My six-year-old daughter has an old friend—in as much as first graders can have old friends—who is a boy who used to live in Brooklyn but moved west. He visited again recently, and after a long absence, they fell to discussing something that has suddenly become important to them: money.
"I have $75," said the boy, a statement that his mother later verified as true.
"Oh, that's funny. I have $68," said my daughter, a statement that was categorically false. Even after Santa delivered that bag of real gold she asked for (ten Sacagawea dollar coins in a little satchel, as it turned out), she still doesn't have more than $25 to her name. But the old friends just turned to each other and laughed. "We have SO much money," they said one after the other.
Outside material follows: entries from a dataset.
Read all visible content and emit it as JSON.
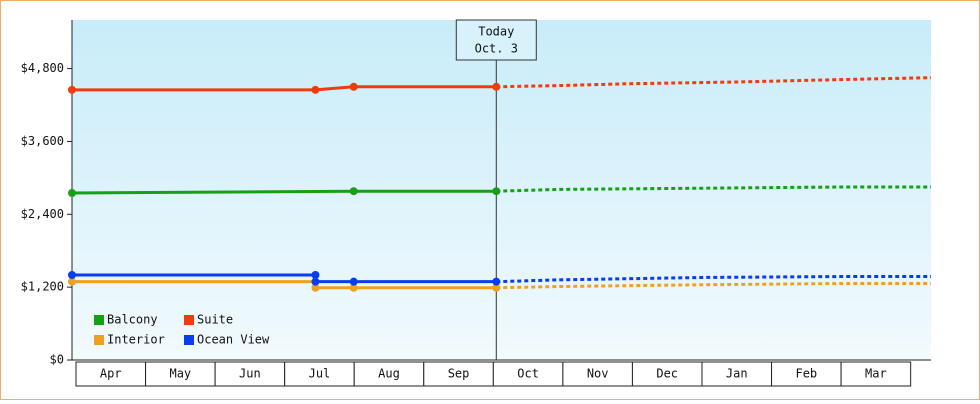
{
  "chart_data": {
    "type": "line",
    "categories": [
      "Apr",
      "May",
      "Jun",
      "Jul",
      "Aug",
      "Sep",
      "Oct",
      "Nov",
      "Dec",
      "Jan",
      "Feb",
      "Mar"
    ],
    "xlim": [
      0,
      12.35
    ],
    "ylim": [
      0,
      5600
    ],
    "yticks": [
      {
        "value": 0,
        "label": "$0"
      },
      {
        "value": 1200,
        "label": "$1,200"
      },
      {
        "value": 2400,
        "label": "$2,400"
      },
      {
        "value": 3600,
        "label": "$3,600"
      },
      {
        "value": 4800,
        "label": "$4,800"
      }
    ],
    "today": {
      "x": 6.1,
      "labels": [
        "Today",
        "Oct. 3"
      ]
    },
    "legend": "lower left",
    "series": [
      {
        "name": "Balcony",
        "color": "#16a016",
        "x": [
          0,
          4.05,
          6.1,
          7.0,
          9.1,
          11.1,
          12.35
        ],
        "values": [
          2750,
          2780,
          2780,
          2810,
          2830,
          2850,
          2850
        ]
      },
      {
        "name": "Suite",
        "color": "#f03c0c",
        "x": [
          0,
          3.5,
          4.05,
          6.1,
          7.0,
          8.0,
          9.6,
          11.1,
          12.35
        ],
        "values": [
          4450,
          4450,
          4500,
          4500,
          4520,
          4550,
          4580,
          4620,
          4650
        ]
      },
      {
        "name": "Interior",
        "color": "#f0a020",
        "x": [
          0,
          3.5,
          3.5,
          4.05,
          6.1,
          7.0,
          9.1,
          11.1,
          12.35
        ],
        "values": [
          1290,
          1290,
          1190,
          1190,
          1190,
          1210,
          1240,
          1260,
          1260
        ]
      },
      {
        "name": "Ocean View",
        "color": "#0a3cf0",
        "x": [
          0,
          3.5,
          3.5,
          4.05,
          6.1,
          7.0,
          9.1,
          11.1,
          12.35
        ],
        "values": [
          1400,
          1400,
          1290,
          1290,
          1290,
          1320,
          1360,
          1375,
          1375
        ]
      }
    ]
  }
}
The last time they saw each other, they really didn't feel this way about money. Yes, she's had a half-full piggy bank on her nightstand for years, but this thing of talking a lot about money, and this magical thinking (read: lying) about how much money she has is new. Watching them made me think that salary bragging might be an actual developmental step. Kids are often braggarts, which seems—if I can indulge in some armchair psychiatry—like a useful shield for them as they start to look around and see just how little they are capable of in the adult world.
The leap from piggy-bank fibbing to salary-bragging is a natural one. At an older age, it is still the defense of the braggart, particularly of men who are ever-aware that they have less and earn less and are less than others on this earth. But I'll say this about salary bragging and six-year-olds: as with so many social and cognitive milestones, young girls are simply a little more advanced than the boys.